Saturday, December 22, 2012

Hammer Control?


Many are arguing that Wayne LaPierre argued that violent movies and violent video games share some of the blame for the recent school shooting in Connecticut, that he was undercutting the traditional argument that "Gun's don't kill people, people kill people". The problem with that observation is that guns are tools, just like hammers are tools. Movies and Video Games are mediums, and mediums communicate information. If we have lots of video games in which people went around cracking people's skulls with hammers, and we had movies that glorified killing people with hammers, we would probably see a rise in murders committed with hammers. If we did, hammers would not share equal blame with those movies and video games.... hammers are tools, which can be put to either good or bad uses. The answer is not hammer control, or limiting the size and weight of hammers.
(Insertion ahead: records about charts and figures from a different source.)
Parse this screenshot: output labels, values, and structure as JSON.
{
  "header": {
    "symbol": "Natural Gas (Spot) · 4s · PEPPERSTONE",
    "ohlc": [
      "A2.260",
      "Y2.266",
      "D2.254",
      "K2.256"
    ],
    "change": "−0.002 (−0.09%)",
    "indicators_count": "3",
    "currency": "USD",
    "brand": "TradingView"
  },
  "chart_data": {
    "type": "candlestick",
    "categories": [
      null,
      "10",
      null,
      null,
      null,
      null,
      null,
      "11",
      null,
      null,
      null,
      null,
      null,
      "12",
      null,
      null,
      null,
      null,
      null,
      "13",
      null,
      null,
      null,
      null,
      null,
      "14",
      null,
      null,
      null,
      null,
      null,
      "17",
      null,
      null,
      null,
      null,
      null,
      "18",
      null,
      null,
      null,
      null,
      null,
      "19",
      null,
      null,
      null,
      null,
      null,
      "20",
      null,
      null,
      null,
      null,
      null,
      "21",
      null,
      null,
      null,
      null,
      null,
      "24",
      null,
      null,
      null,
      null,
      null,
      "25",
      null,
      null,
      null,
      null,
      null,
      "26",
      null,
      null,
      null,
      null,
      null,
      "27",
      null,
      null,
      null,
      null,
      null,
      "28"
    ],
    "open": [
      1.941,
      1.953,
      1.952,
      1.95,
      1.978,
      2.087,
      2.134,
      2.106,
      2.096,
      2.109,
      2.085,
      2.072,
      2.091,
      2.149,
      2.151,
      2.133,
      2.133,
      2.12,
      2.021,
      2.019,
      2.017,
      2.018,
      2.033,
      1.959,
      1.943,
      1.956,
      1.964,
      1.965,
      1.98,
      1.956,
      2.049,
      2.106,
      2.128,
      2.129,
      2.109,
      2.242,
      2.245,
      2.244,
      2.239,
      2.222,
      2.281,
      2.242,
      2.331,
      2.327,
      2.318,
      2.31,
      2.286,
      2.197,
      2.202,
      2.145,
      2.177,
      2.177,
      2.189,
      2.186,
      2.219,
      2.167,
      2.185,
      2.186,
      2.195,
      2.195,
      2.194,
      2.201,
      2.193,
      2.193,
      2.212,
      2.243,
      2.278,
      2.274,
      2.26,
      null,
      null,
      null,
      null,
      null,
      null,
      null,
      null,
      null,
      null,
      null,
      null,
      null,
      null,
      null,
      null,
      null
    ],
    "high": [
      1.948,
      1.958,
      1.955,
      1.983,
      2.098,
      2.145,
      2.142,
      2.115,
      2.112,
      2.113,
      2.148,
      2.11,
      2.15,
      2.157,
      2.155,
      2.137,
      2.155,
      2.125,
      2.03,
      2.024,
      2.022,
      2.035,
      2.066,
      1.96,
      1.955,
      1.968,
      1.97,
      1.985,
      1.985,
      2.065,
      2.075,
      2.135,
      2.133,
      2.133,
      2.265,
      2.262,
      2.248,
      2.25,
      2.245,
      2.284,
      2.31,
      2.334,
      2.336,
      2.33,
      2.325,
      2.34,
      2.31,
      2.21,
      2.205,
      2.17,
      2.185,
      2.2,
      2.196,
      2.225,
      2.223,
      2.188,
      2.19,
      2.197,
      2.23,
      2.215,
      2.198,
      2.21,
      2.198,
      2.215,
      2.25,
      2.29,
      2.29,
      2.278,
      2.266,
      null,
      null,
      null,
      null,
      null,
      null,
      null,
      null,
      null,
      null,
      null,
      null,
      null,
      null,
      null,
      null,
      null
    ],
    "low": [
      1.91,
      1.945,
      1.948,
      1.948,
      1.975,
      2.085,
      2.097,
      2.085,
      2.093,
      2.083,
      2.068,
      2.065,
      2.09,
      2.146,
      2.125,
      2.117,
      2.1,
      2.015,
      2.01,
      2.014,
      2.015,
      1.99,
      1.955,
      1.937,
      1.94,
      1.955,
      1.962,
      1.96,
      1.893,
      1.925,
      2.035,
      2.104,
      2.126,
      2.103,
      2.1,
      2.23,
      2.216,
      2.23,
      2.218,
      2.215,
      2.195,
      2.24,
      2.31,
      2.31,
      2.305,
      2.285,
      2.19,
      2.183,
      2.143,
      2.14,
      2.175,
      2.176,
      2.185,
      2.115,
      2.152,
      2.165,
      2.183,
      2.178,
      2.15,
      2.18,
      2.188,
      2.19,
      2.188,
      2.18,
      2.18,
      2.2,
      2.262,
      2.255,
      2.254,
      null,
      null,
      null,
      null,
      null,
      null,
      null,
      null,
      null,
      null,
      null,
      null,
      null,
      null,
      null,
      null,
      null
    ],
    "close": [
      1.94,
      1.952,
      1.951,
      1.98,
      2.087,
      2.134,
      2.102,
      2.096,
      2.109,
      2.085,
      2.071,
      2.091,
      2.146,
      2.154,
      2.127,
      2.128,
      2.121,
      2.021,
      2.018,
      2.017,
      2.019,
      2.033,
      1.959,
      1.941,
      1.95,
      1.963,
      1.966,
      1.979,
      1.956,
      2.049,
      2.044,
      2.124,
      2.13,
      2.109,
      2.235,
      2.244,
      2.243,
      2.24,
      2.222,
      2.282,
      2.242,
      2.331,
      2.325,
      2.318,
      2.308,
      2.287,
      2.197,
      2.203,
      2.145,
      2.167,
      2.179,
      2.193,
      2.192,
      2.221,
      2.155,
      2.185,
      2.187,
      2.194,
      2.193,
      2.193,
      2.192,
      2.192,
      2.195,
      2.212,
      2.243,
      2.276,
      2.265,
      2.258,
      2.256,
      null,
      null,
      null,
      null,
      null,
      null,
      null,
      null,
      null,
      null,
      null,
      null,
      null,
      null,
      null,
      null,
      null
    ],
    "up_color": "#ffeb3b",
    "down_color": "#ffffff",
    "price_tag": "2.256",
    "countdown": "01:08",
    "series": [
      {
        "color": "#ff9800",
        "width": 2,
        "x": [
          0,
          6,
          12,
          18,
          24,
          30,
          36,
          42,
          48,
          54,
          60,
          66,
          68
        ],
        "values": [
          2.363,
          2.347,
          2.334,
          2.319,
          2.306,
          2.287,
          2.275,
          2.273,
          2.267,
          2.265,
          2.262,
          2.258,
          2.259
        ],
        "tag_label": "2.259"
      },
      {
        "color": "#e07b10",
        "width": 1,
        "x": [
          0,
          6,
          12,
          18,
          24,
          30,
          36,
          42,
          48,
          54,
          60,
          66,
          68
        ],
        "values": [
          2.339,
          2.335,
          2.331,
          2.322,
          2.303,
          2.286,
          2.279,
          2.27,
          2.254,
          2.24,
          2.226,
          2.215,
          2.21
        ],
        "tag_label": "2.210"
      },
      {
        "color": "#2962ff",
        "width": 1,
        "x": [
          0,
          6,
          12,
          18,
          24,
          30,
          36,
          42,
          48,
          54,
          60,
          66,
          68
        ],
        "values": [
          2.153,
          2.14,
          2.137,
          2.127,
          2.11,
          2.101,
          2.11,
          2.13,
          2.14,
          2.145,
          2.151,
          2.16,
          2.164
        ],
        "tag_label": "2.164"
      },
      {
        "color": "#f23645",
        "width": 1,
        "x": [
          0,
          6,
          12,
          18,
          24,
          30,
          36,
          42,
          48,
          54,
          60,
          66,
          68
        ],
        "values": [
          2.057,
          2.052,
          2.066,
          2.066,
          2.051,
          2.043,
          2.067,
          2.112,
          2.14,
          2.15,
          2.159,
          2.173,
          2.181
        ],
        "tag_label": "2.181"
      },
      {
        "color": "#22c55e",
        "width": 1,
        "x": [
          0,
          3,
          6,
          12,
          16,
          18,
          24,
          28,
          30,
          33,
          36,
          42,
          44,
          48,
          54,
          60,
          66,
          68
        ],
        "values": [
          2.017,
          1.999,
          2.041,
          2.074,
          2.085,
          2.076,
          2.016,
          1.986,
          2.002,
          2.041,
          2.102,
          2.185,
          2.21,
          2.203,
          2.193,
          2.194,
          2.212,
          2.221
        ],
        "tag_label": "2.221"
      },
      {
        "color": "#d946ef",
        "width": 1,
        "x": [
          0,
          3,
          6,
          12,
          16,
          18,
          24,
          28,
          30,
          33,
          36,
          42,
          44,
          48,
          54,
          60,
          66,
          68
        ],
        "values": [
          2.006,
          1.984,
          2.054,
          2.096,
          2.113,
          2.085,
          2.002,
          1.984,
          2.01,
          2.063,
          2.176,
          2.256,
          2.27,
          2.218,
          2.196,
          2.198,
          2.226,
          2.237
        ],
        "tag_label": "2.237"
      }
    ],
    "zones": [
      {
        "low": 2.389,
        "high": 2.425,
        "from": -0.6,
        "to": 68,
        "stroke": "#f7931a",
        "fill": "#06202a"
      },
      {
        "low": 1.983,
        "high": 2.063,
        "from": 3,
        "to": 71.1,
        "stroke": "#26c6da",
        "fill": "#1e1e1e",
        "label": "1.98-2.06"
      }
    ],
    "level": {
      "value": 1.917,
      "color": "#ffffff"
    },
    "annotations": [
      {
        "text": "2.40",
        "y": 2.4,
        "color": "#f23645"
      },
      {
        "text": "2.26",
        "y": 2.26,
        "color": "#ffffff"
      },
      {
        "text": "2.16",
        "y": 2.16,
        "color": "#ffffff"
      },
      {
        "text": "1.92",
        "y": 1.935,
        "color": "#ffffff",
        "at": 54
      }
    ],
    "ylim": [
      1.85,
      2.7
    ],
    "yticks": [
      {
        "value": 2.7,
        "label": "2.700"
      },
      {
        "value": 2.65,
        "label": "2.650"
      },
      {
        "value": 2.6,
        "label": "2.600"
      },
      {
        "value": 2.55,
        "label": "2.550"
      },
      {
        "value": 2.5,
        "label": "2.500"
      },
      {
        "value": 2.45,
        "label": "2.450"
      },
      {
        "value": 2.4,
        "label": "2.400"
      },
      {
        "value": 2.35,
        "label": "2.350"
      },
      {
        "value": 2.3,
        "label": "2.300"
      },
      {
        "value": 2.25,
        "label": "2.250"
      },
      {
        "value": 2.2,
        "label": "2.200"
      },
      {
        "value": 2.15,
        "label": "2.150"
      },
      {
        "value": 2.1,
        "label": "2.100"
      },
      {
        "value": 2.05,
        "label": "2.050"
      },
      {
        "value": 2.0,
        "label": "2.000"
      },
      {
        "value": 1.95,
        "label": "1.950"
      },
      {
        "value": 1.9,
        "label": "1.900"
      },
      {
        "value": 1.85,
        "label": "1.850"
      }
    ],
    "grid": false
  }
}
Human beings have a natural aversion to killing other human beings. You have to train a person to kill another person. Guns cannot train anyone, and neither can hammers. Movies and video games can train people.
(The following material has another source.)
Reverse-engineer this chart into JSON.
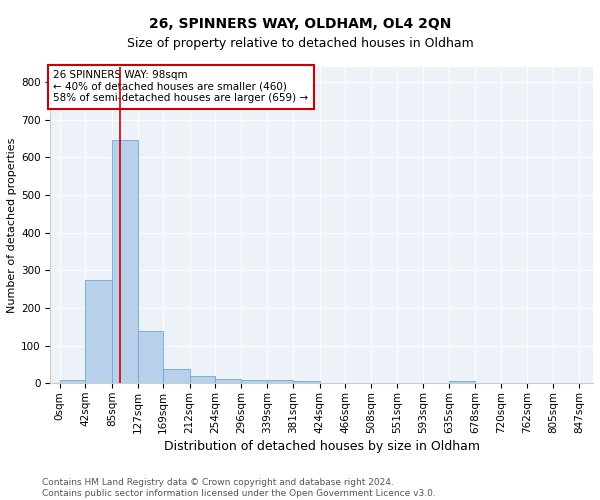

As Lt. Col. Dave Grossman observed in his article "Trained to Kill", without training, human beings are very ineffective killers:

"In more modern times, the average firing rate was incredibly low in Civil War battles. Paddy Griffith demonstrates that the killing potential of the average Civil War regiment was anywhere from five hundred to a thousand men per minute. The actual killing rate was only one or two men per minute per regiment (The Battle Tactics of the American Civil War). At the Battle of Gettysburg, of the 27,000 muskets picked up from the dead and dying after the battle, 90 percent were loaded. This is an anomaly, because it took 95 percent of their time to load muskets and only 5 percent to fire. But even more amazingly, of the thousands of loaded muskets, over half had multiple loads in the barrel--one with 23 loads in the barrel. In reality, the average man would load his musket and bring it to his shoulder, but he could not bring himself to kill. He would be brave, he would stand shoulder to shoulder, he would do what he was trained to do; but at the moment of truth, he could not bring himself to pull the trigger. So, he lowered the weapon and loaded it again. Of those who did fire, only a tiny percentage fired to hit. The vast majority fired over the enemy's head."

However, with training, people can become killing machines:

The Japanese were masters at using classical conditioning with their soldiers. Early in World War II, Chinese prisoners were placed in a ditch on their knees with their hands bound behind them. And one by one, a select few Japanese soldiers would go into the ditch and bayonet "their" prisoner to death. This is a horrific way to kill another human being. Up on the bank, countless other young soldiers would cheer them on in their violence. Comparatively few soldiers actually killed in these situations, but by making the others watch and cheer, the Japanese were able to use these kinds of atrocities to classically condition a very large audience to associate pleasure with human death and suffering. Immediately afterwards, the soldiers who had been spectators were treated to sake, the best meal they had had in months, and to so-called comfort girls. The result? They learned to associate committing violent acts with pleasure. The Japanese found these kinds of techniques to be extraordinarily effective at quickly enabling very large numbers of soldiers to commit atrocities in the years to come. Operant conditioning (which we will look at shortly) teaches you to kill, but classical conditioning is a subtle but powerful mechanism that teaches you to like it.

Violent movies and video games train people to kill. That doesn't mean that everyone who watches violent movies or plays Halo is going to kille 20 little kids, but those things do make you capable of shooting another human being in a way that people in the Civil War were not, even though they all had access to guns.